Me gusta como habla la montaña.

Como habla la montaña.
(sabado 27 de febrero 2010)

















Me gusta como habla la montaña
porque son imágenes sus palabras,
flores,  frutos, hojas y ramas
son el lenguaje que hablan;

¡con que diferencia se expresa !   
cuuando habla un castaño, o un ciruelo,
el primero pelado, sin hojas ni flecos,
el segundo cargado de flores blancas;
que imitan un cielo estrellado
en una noche de verano canaria.

Y surge el embrujo de su leyenda
entre los árboles, con sus bayas,
los pájaros que cantan sus odas
agradeciendo su fruto a la planta.

No sé si será amor o placer
o gentileza de la montaña,
que me regala sus silentes versos
solo con mirar a sus ramas.  

Las flores del ciruelo me dicen
seré ciruela dorada mañana,
cuando madure seré dulce como miel
y te invitaré a probar mi masa.

Del castaño me comentan sus ramas
pobres, sin hojas, sin flores, sin nada;
nuestras  vidas no tienen primavera      
solo verano, otoño,  y un poco de invierno,
que abrirán la piel de mis erizos
donde guardo mis sabrosas castañas.

Jecego.



                                       



9 comentarios:

Esencia dijo...

De la naturaleza al alma y viceversa, es transmite tu poesía.

Con cariño, esencia.

makistakis dijo...

¡¡¡¡¡Eeeeehhhhh, amigo, JECEGO.

Veo bajasteis de la montaña, después de la poda, enormemente inspirado.
Gracias por transmitir, es maravilloso este relato de cómo –por el momento-nuestra madre NATURALEZA, habla y se expresa.
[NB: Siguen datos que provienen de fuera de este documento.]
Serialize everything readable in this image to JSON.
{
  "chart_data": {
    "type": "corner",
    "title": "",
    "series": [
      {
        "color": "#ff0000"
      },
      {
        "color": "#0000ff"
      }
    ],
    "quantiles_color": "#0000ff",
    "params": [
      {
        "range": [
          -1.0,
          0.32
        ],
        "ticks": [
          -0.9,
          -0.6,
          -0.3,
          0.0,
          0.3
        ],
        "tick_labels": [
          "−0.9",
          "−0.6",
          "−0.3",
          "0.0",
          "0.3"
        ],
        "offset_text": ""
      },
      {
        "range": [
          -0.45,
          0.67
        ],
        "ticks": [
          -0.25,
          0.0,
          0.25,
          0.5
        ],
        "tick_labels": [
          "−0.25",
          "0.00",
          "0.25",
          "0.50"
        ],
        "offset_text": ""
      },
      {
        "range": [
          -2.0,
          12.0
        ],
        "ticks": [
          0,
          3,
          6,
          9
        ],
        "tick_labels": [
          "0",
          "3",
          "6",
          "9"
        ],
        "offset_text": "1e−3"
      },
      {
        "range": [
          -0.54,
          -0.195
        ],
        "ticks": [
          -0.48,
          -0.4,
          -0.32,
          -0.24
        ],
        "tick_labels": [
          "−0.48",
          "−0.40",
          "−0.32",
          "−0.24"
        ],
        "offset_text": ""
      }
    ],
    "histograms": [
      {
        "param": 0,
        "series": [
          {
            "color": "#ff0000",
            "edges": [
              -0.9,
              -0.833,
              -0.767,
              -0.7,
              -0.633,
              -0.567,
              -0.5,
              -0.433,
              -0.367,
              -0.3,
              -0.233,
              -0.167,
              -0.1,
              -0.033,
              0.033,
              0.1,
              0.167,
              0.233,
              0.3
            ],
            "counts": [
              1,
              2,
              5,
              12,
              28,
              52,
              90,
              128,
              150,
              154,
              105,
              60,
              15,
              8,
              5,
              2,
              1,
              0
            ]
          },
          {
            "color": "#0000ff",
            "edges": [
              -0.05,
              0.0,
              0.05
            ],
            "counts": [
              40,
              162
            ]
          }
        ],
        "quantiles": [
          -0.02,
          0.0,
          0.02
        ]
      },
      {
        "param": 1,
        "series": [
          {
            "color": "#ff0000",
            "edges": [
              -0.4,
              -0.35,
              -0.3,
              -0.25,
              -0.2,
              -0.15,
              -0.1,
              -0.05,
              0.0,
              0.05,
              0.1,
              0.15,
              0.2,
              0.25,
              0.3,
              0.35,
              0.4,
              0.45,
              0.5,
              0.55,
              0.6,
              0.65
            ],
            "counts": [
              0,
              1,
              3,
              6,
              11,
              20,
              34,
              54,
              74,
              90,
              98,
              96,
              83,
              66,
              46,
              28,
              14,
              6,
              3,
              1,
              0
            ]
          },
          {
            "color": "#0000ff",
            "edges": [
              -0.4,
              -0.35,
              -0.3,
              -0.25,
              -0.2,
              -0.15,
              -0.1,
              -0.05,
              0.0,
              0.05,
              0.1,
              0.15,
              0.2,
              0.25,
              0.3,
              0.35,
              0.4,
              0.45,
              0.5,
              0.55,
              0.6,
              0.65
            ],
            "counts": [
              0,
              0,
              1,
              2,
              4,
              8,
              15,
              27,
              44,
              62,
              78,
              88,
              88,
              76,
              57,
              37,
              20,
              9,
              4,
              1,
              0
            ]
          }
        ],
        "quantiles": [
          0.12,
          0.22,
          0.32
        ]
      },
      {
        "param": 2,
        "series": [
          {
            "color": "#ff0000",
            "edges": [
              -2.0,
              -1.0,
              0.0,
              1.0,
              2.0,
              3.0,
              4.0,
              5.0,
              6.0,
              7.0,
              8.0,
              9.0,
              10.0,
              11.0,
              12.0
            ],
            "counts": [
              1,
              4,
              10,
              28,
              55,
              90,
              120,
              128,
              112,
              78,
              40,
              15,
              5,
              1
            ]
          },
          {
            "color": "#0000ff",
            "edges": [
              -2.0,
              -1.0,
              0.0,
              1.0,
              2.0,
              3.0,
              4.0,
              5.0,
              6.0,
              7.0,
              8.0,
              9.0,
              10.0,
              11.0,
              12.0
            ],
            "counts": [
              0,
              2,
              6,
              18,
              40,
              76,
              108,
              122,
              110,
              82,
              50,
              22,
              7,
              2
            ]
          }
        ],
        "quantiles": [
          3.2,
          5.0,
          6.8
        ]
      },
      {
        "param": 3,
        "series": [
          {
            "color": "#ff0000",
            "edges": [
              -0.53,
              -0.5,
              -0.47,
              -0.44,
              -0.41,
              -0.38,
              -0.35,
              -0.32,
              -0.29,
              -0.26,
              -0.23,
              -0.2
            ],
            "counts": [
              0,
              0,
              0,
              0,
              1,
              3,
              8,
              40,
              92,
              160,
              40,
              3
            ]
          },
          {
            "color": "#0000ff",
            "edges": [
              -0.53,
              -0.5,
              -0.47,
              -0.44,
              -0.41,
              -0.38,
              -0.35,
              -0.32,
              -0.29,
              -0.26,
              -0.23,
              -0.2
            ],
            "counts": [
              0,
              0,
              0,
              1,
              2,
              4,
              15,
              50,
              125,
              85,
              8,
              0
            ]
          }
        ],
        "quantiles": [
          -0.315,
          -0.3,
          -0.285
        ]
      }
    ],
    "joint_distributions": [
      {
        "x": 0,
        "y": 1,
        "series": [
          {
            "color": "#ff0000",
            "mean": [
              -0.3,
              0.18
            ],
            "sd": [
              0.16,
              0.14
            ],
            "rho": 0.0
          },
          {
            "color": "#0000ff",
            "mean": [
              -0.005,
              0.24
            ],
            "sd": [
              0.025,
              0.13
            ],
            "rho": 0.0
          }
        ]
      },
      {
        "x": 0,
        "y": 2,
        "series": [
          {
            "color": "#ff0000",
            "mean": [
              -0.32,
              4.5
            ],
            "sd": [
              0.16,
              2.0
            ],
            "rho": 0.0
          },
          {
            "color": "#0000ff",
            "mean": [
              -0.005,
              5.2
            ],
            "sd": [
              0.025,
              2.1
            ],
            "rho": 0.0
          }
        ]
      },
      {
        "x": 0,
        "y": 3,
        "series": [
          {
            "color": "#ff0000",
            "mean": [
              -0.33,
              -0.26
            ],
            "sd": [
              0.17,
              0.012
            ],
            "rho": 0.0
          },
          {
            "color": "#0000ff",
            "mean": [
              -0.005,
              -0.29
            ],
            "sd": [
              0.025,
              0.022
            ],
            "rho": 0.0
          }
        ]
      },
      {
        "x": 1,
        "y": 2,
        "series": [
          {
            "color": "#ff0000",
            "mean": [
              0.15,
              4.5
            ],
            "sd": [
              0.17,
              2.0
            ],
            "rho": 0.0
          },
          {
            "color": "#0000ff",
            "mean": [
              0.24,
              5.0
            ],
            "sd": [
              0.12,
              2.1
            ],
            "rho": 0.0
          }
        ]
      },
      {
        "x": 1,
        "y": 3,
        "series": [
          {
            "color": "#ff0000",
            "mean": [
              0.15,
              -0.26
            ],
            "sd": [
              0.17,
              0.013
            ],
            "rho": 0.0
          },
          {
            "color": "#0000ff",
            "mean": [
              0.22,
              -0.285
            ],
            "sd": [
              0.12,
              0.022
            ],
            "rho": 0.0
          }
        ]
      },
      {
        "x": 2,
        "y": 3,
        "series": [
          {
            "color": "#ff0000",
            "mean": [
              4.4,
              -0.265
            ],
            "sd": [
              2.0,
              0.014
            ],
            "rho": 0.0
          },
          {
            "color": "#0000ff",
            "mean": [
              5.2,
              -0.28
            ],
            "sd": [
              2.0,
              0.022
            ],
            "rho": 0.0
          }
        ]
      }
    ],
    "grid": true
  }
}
Hay que ser enormemente observador para saber y poder escucharla.

Un abrazo amigo, y mil y pico GRACIAS.

E!? dijo...

"Me gusta como usted hablas"

Felicitaciones por su poema.

Abrazo.

Isidro Jesus Cedrés González dijo...

Amiga Esencia, Gracias por tu presencia y comentario.
Creo que la naturaleza nos habla constantente, pero la escuchamos poco; casi es un remelar de nustra vida diaria, ¿cuanto nos habla nustra familia y cuanto le escuchamos?.
Amiga, un abrazo.
Jecego.

Isidro Jesus Cedrés González dijo...

Amiga Esencia, Gracias por tu presencia y comentario.
Creo que la naturaleza nos habla constantemente, pero la escuchamos poco; casi es un remelar de nustra vida diaria, ¿cuanto nos habla nuestra familia? y ¿cuanto le escuchamos?.
Amiga, un abrazo.
Jecego.

Isidro Jesus Cedrés González dijo...

Amigo Makistakis; gracias por tu visita y comentario. Yo visito la montaña con mucha frecuencia, mis árboles me necesitan y yo a ellos.
La naturaleza dá mucho, a cambio de nada. Alli recargamos las pilas de oxigeno, la mitad de la vida.
Amigo, hasta pronto.
Jecego.

Isidro Jesus Cedrés González dijo...

Amigo El?, Gracias por tu visita y comentario.
La naturaleza habla de sí misma, yo me copio lo que puedo.
He visitado tu blog. Me ha gustado.
Un abrazo, y hasta luego.
Jecego

Náyade García dijo...

Precioso poema amigo, me gusta como habla la montaña porque son imágenes sus palabras, flores, frutos, hojas y ramas son el lenguaje que hablan...
Me encanta la montaña, yo seria feliz en una pequeña cabaña en la montaña apartada del mundanal ruido.

Isidro Jesus Cedrés González dijo...

Amiga Náyade, tú tienes la oportunidad de ir a esa cabaña y hablar con los árboles.
Un abrazo amiga, gracias por tu comentario tan importante para mi blog.